Search code examples
macosmetalmetalkit

When is an MTLFence or MTLEvent required for synchronization between command encoders?


Note: In many ways, this is a follow-up to How do you synchronize a Metal Performance Shader with an MTLBlitCommandEncoder?

I'm still a bit confused when explicit synchronization is required between sequential command encoders and when synchronization is not required because of Metal's architecture.

In the question linked above, Apple's documentation is quoted as saying:

Memory Barriers

Between Command Encoders

All resource writes performed in a given command encoder are visible in the next command encoder. This is true for both render and compute command encoders.

I interpret this as implying that an MTLRenderCommandEncoder does not need explicit synchronization with a previous MTLBlitCommandEncoder if they are both in the same command buffer and occur one after the other.

However, Apple's own sample code appears to contradict that. In Image Filter Graph with Heaps and Fences, it is shown that an MTLFence is required to synchronize access to a texture that is being used first in an MTLBitCommandEncoder followed by two sequential MTLComputeCommandEncoder calls. (One for the horizontal blur and a second for the vertical blur.)

See:
AAPLFilter.m (L:199)
AAPLRenderer.m (L:413)

These command encoders are being executed within the same command buffer. Why does the first MTLComputeCommandEncoder need to explicitly wait for the blit to finish and why does the second compute encoder need to wait for the first compute encoder if, as quoted above, "All resource writes performed in a given command encoder are visible in the next command encoder."?

Pseudo Sample Code:

- (void)drawInMTKView:(nonnull MTKView *)view {

  id <MTLCommandBuffer> commandBuffer = [_commandQueue commandBuffer];

  id<MTLTexture> masterTexture = self.masterTexture;
  id<MTLTexture> incomingTexture = [self dequeueRenderedTextureIfPresent];

  id<MTLBlitCommandEncoder> blitEncoder = commandBuffer.blitCommandEncoder;
  [blitEncoder copyFromTexture:incomingTexture ... toTexture:masterTexture];
  [blitEncoder endEncoding];

  id <MTLRenderCommandEncoder> renderEncoder = [commandBuffer renderCommandEncoderWithDescriptor];

  // Is synchronization with the blit encoder required here? 
  // 
  // The fragment shader is going to sample from masterTexture and will
  // expect that the blit command above will have been completed.

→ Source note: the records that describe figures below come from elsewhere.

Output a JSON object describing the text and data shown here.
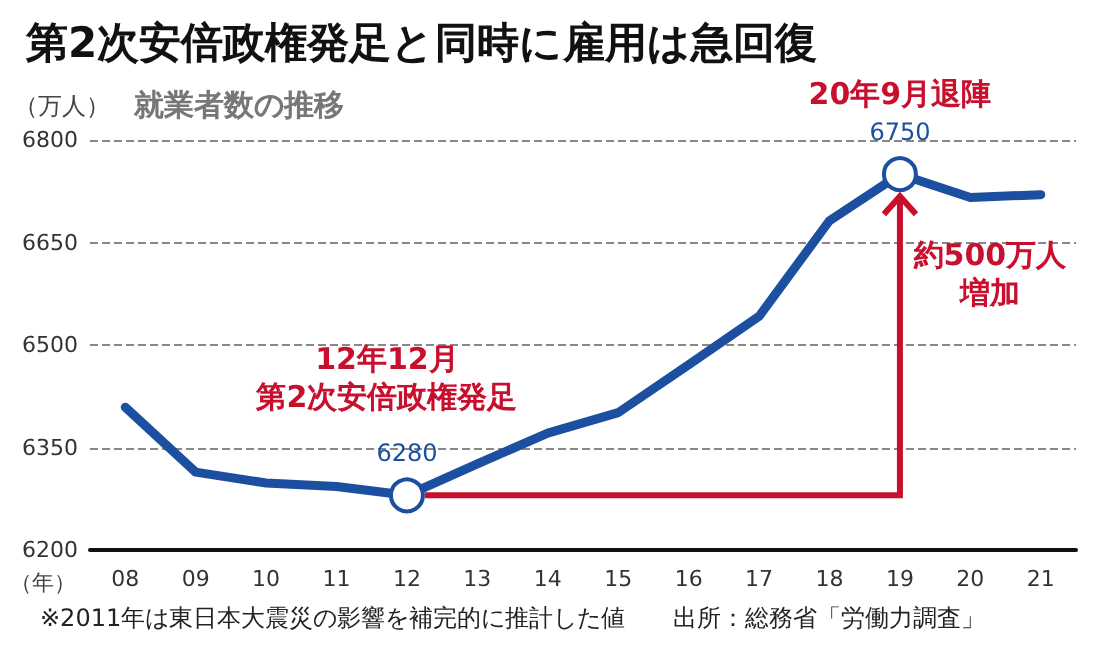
{
  "chart_data": {
    "type": "line",
    "title": "第2次安倍政権発足と同時に雇用は急回復",
    "subtitle": "就業者数の推移",
    "ylabel": "（万人）",
    "xlabel": "（年）",
    "categories": [
      "08",
      "09",
      "10",
      "11",
      "12",
      "13",
      "14",
      "15",
      "16",
      "17",
      "18",
      "19",
      "20",
      "21"
    ],
    "series": [
      {
        "color": "#1c4fa0",
        "values": [
          6409,
          6314,
          6298,
          6293,
          6280,
          6326,
          6371,
          6401,
          6471,
          6542,
          6682,
          6750,
          6716,
          6720
        ],
        "value_labels": [
          null,
          null,
          null,
          null,
          "6280",
          null,
          null,
          null,
          null,
          null,
          null,
          "6750",
          null,
          null
        ]
      }
    ],
    "ylim": [
      6200,
      6800
    ],
    "yticks": [
      6200,
      6350,
      6500,
      6650,
      6800
    ],
    "grid": "y",
    "marker": "none",
    "line_style": "solid",
    "annotations": [
      "12年12月",
      "第2次安倍政権発足",
      {
        "text": "20年9月退陣",
        "x": "19",
        "y": 6750
      },
      "約500万人",
      "増加",
      "※2011年は東日本大震災の影響を補完的に推計した値",
      "出所：総務省「労働力調査」"
    ]
  }
}
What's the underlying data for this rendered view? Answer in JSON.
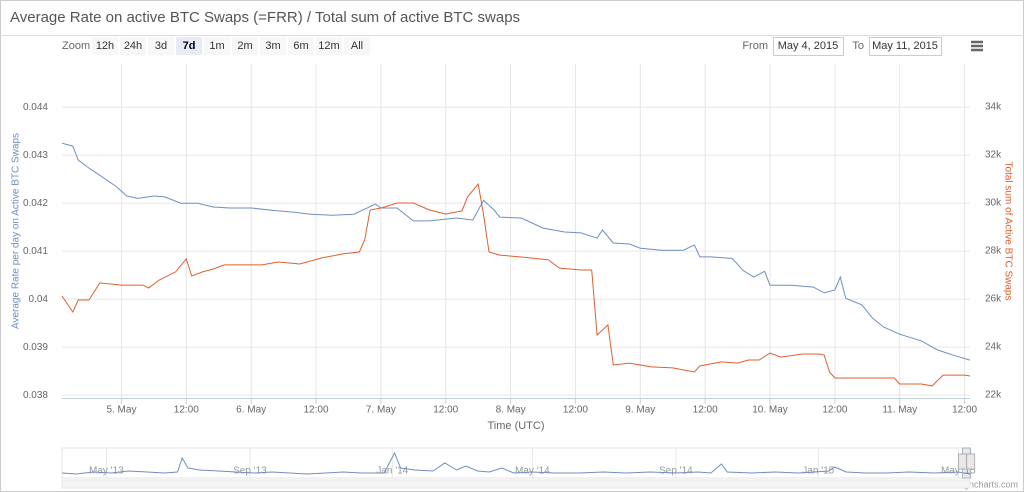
{
  "chart_data": {
    "type": "line",
    "title": "Average Rate on active BTC Swaps (=FRR) / Total sum of active BTC swaps",
    "range_selector": {
      "zoom_label": "Zoom",
      "buttons": [
        {
          "label": "12h"
        },
        {
          "label": "24h"
        },
        {
          "label": "3d"
        },
        {
          "label": "7d",
          "selected": true
        },
        {
          "label": "1m"
        },
        {
          "label": "2m"
        },
        {
          "label": "3m"
        },
        {
          "label": "6m"
        },
        {
          "label": "12m"
        },
        {
          "label": "All"
        }
      ],
      "from_label": "From",
      "from": "May 4, 2015",
      "to_label": "To",
      "to": "May 11, 2015"
    },
    "xtitle": "Time (UTC)",
    "ytitle": "Average Rate per day on Active BTC Swaps",
    "y2title": "Total sum of Active BTC Swaps",
    "xlim": [
      "2015-05-04T13:00",
      "2015-05-11T13:00"
    ],
    "xticks": [
      {
        "value": "2015-05-05T00:00",
        "label": "5. May"
      },
      {
        "value": "2015-05-05T12:00",
        "label": "12:00"
      },
      {
        "value": "2015-05-06T00:00",
        "label": "6. May"
      },
      {
        "value": "2015-05-06T12:00",
        "label": "12:00"
      },
      {
        "value": "2015-05-07T00:00",
        "label": "7. May"
      },
      {
        "value": "2015-05-07T12:00",
        "label": "12:00"
      },
      {
        "value": "2015-05-08T00:00",
        "label": "8. May"
      },
      {
        "value": "2015-05-08T12:00",
        "label": "12:00"
      },
      {
        "value": "2015-05-09T00:00",
        "label": "9. May"
      },
      {
        "value": "2015-05-09T12:00",
        "label": "12:00"
      },
      {
        "value": "2015-05-10T00:00",
        "label": "10. May"
      },
      {
        "value": "2015-05-10T12:00",
        "label": "12:00"
      },
      {
        "value": "2015-05-11T00:00",
        "label": "11. May"
      },
      {
        "value": "2015-05-11T12:00",
        "label": "12:00"
      }
    ],
    "ylim": [
      0.03794,
      0.0449
    ],
    "yticks": [
      0.038,
      0.039,
      0.04,
      0.041,
      0.042,
      0.043,
      0.044
    ],
    "y2lim": [
      21875,
      35792
    ],
    "y2ticks": [
      {
        "value": 22000,
        "label": "22k"
      },
      {
        "value": 24000,
        "label": "24k"
      },
      {
        "value": 26000,
        "label": "26k"
      },
      {
        "value": 28000,
        "label": "28k"
      },
      {
        "value": 30000,
        "label": "30k"
      },
      {
        "value": 32000,
        "label": "32k"
      },
      {
        "value": 34000,
        "label": "34k"
      }
    ],
    "grid": true,
    "series": [
      {
        "color": "#6f8fc0",
        "x": [
          "2015-05-04T13:00",
          "2015-05-04T15:00",
          "2015-05-04T16:00",
          "2015-05-04T18:00",
          "2015-05-04T20:00",
          "2015-05-04T23:00",
          "2015-05-05T01:00",
          "2015-05-05T03:00",
          "2015-05-05T06:00",
          "2015-05-05T08:00",
          "2015-05-05T11:00",
          "2015-05-05T14:00",
          "2015-05-05T17:00",
          "2015-05-05T20:00",
          "2015-05-06T00:00",
          "2015-05-06T04:00",
          "2015-05-06T08:00",
          "2015-05-06T11:00",
          "2015-05-06T15:00",
          "2015-05-06T19:00",
          "2015-05-06T23:00",
          "2015-05-07T00:00",
          "2015-05-07T03:00",
          "2015-05-07T06:00",
          "2015-05-07T09:00",
          "2015-05-07T14:00",
          "2015-05-07T17:00",
          "2015-05-07T19:00",
          "2015-05-07T21:00",
          "2015-05-07T22:00",
          "2015-05-08T02:00",
          "2015-05-08T06:00",
          "2015-05-08T10:00",
          "2015-05-08T13:00",
          "2015-05-08T16:00",
          "2015-05-08T17:00",
          "2015-05-08T19:00",
          "2015-05-08T22:00",
          "2015-05-09T00:00",
          "2015-05-09T04:00",
          "2015-05-09T08:00",
          "2015-05-09T10:00",
          "2015-05-09T11:00",
          "2015-05-09T13:00",
          "2015-05-09T17:00",
          "2015-05-09T19:00",
          "2015-05-09T21:00",
          "2015-05-09T23:00",
          "2015-05-10T00:00",
          "2015-05-10T04:00",
          "2015-05-10T08:00",
          "2015-05-10T10:00",
          "2015-05-10T12:00",
          "2015-05-10T13:00",
          "2015-05-10T14:00",
          "2015-05-10T17:00",
          "2015-05-10T19:00",
          "2015-05-10T21:00",
          "2015-05-11T00:00",
          "2015-05-11T04:00",
          "2015-05-11T07:00",
          "2015-05-11T10:00",
          "2015-05-11T13:00"
        ],
        "values": [
          0.04325,
          0.04319,
          0.0429,
          0.04273,
          0.04258,
          0.04235,
          0.04215,
          0.0421,
          0.04215,
          0.04213,
          0.042,
          0.042,
          0.04192,
          0.0419,
          0.0419,
          0.04185,
          0.04181,
          0.04177,
          0.04175,
          0.04177,
          0.04198,
          0.0419,
          0.0419,
          0.04163,
          0.04163,
          0.04169,
          0.04165,
          0.04206,
          0.04185,
          0.04171,
          0.04169,
          0.04148,
          0.0414,
          0.04138,
          0.04127,
          0.04144,
          0.04117,
          0.04115,
          0.04106,
          0.04102,
          0.04102,
          0.04113,
          0.04088,
          0.04088,
          0.04085,
          0.0406,
          0.04046,
          0.04058,
          0.04029,
          0.04029,
          0.04025,
          0.04013,
          0.04019,
          0.04046,
          0.04002,
          0.03988,
          0.0396,
          0.03942,
          0.03927,
          0.03913,
          0.03894,
          0.03883,
          0.03873
        ]
      },
      {
        "color": "#e0602f",
        "axis": "y2",
        "x": [
          "2015-05-04T13:00",
          "2015-05-04T15:00",
          "2015-05-04T16:00",
          "2015-05-04T18:00",
          "2015-05-04T20:00",
          "2015-05-05T00:00",
          "2015-05-05T04:00",
          "2015-05-05T05:00",
          "2015-05-05T07:00",
          "2015-05-05T10:00",
          "2015-05-05T12:00",
          "2015-05-05T13:00",
          "2015-05-05T15:00",
          "2015-05-05T17:00",
          "2015-05-05T19:00",
          "2015-05-05T22:00",
          "2015-05-06T02:00",
          "2015-05-06T05:00",
          "2015-05-06T09:00",
          "2015-05-06T13:00",
          "2015-05-06T17:00",
          "2015-05-06T20:00",
          "2015-05-06T21:00",
          "2015-05-06T22:00",
          "2015-05-07T00:00",
          "2015-05-07T03:00",
          "2015-05-07T06:00",
          "2015-05-07T09:00",
          "2015-05-07T12:00",
          "2015-05-07T15:00",
          "2015-05-07T16:00",
          "2015-05-07T18:00",
          "2015-05-07T19:00",
          "2015-05-07T20:00",
          "2015-05-07T22:00",
          "2015-05-08T02:00",
          "2015-05-08T07:00",
          "2015-05-08T09:00",
          "2015-05-08T13:00",
          "2015-05-08T15:00",
          "2015-05-08T16:00",
          "2015-05-08T18:00",
          "2015-05-08T19:00",
          "2015-05-08T22:00",
          "2015-05-09T02:00",
          "2015-05-09T06:00",
          "2015-05-09T10:00",
          "2015-05-09T11:00",
          "2015-05-09T15:00",
          "2015-05-09T18:00",
          "2015-05-09T20:00",
          "2015-05-09T22:00",
          "2015-05-10T00:00",
          "2015-05-10T02:00",
          "2015-05-10T06:00",
          "2015-05-10T09:00",
          "2015-05-10T10:00",
          "2015-05-10T11:00",
          "2015-05-10T12:00",
          "2015-05-10T15:00",
          "2015-05-10T19:00",
          "2015-05-10T23:00",
          "2015-05-11T00:00",
          "2015-05-11T04:00",
          "2015-05-11T06:00",
          "2015-05-11T08:00",
          "2015-05-11T12:00",
          "2015-05-11T13:00"
        ],
        "values": [
          26125,
          25460,
          25960,
          25960,
          26670,
          26580,
          26580,
          26460,
          26790,
          27130,
          27670,
          26960,
          27130,
          27250,
          27420,
          27420,
          27420,
          27540,
          27460,
          27710,
          27880,
          27960,
          28460,
          29710,
          29790,
          30000,
          30000,
          29710,
          29540,
          29670,
          30250,
          30790,
          29500,
          27960,
          27830,
          27750,
          27630,
          27290,
          27210,
          27210,
          24500,
          24920,
          23250,
          23330,
          23170,
          23130,
          22960,
          23210,
          23380,
          23330,
          23460,
          23460,
          23750,
          23580,
          23710,
          23710,
          23670,
          22960,
          22710,
          22710,
          22710,
          22710,
          22460,
          22460,
          22380,
          22830,
          22830,
          22790
        ]
      }
    ],
    "navigator": {
      "color": "#6f8fc0",
      "xlim": [
        "2013-03-24",
        "2015-05-11"
      ],
      "xticks": [
        {
          "value": "2013-05-01",
          "label": "May '13"
        },
        {
          "value": "2013-09-01",
          "label": "Sep '13"
        },
        {
          "value": "2014-01-01",
          "label": "Jan '14"
        },
        {
          "value": "2014-05-01",
          "label": "May '14"
        },
        {
          "value": "2014-09-01",
          "label": "Sep '14"
        },
        {
          "value": "2015-01-01",
          "label": "Jan '15"
        },
        {
          "value": "2015-05-01",
          "label": "May '15"
        }
      ],
      "ylim": [
        0,
        0.3
      ],
      "x": [
        "2013-03-24",
        "2013-04-05",
        "2013-04-20",
        "2013-05-05",
        "2013-05-20",
        "2013-06-05",
        "2013-06-20",
        "2013-07-01",
        "2013-07-05",
        "2013-07-10",
        "2013-07-20",
        "2013-08-05",
        "2013-08-20",
        "2013-09-05",
        "2013-09-20",
        "2013-10-05",
        "2013-10-20",
        "2013-11-05",
        "2013-11-20",
        "2013-12-05",
        "2013-12-25",
        "2014-01-03",
        "2014-01-08",
        "2014-01-20",
        "2014-02-05",
        "2014-02-15",
        "2014-02-25",
        "2014-03-05",
        "2014-03-15",
        "2014-03-25",
        "2014-04-05",
        "2014-04-15",
        "2014-05-01",
        "2014-05-20",
        "2014-06-10",
        "2014-07-01",
        "2014-07-20",
        "2014-08-10",
        "2014-09-01",
        "2014-09-20",
        "2014-10-01",
        "2014-10-10",
        "2014-10-15",
        "2014-11-05",
        "2014-11-25",
        "2014-12-15",
        "2015-01-10",
        "2015-01-15",
        "2015-01-25",
        "2015-02-10",
        "2015-03-01",
        "2015-03-20",
        "2015-04-10",
        "2015-05-01",
        "2015-05-11"
      ],
      "values": [
        0.05,
        0.04,
        0.06,
        0.05,
        0.07,
        0.06,
        0.05,
        0.06,
        0.2,
        0.1,
        0.08,
        0.07,
        0.06,
        0.05,
        0.06,
        0.05,
        0.04,
        0.05,
        0.06,
        0.05,
        0.05,
        0.25,
        0.1,
        0.08,
        0.07,
        0.15,
        0.08,
        0.12,
        0.07,
        0.06,
        0.1,
        0.05,
        0.06,
        0.05,
        0.05,
        0.06,
        0.05,
        0.06,
        0.05,
        0.06,
        0.05,
        0.14,
        0.06,
        0.05,
        0.06,
        0.05,
        0.07,
        0.11,
        0.06,
        0.05,
        0.05,
        0.06,
        0.05,
        0.06,
        0.04
      ]
    },
    "credits": "Highcharts.com"
  }
}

  [renderEncoder setFragmentTexture:masterTexture atIndex:0];

  [renderEncoder drawPrimitives:...];
  [commandBuffer commit];
}

In the pseudo code above, does the render command encoder have to explicitly wait for the blit command encoder to finish? In the answer to my previous question, I'm lead to believe that the answer is "No". But looking at Apple's Sample Code for using fences and events, I'm lead to believe that the answer is "Yes".

If synchronization is not required, then what is different between this pseudo-code and Apple's sample code?

Edit #1:

Thanks to Ken's answer below, I quickly found a relevant thread on Apple's Developer Forum that covers this exact issue.

Apple Developer Forum: MTLFence detailed behaviour?

As Ken correctly points out, the key detail to understand is the difference between a tracked texture and an untracked texture.


Solution

  • This manual synchronization is only needed for resources that Metal doesn't automatically track. Resources allocated from MTLHeaps are not automatically tracked. Resources explicitly created with the MTLResourceHazardTrackingModeUntracked option are also untracked.

    From the overview of the Image Filter Graph with Heaps and Fences sample you linked, under Optimize Resource Allocation and Performance:

    When resources are allocated from a device, Metal creates and tracks additional state to ensure that the resource memory is allocated, synchronized, and made available throughout the lifetime of any command buffer that needs the given resource. It does so even if the resource itself is destroyed before the command buffer begins execution.

    Although Metal also carries out this process for heaps, it doesn’t do so for resources within the heap. Instead, the app must perform explicit fine-grained synchronization when it creates objects from the heap and reuses memory.

    The pseudo-code in your question would only need explicit synchronization if the resources are untracked.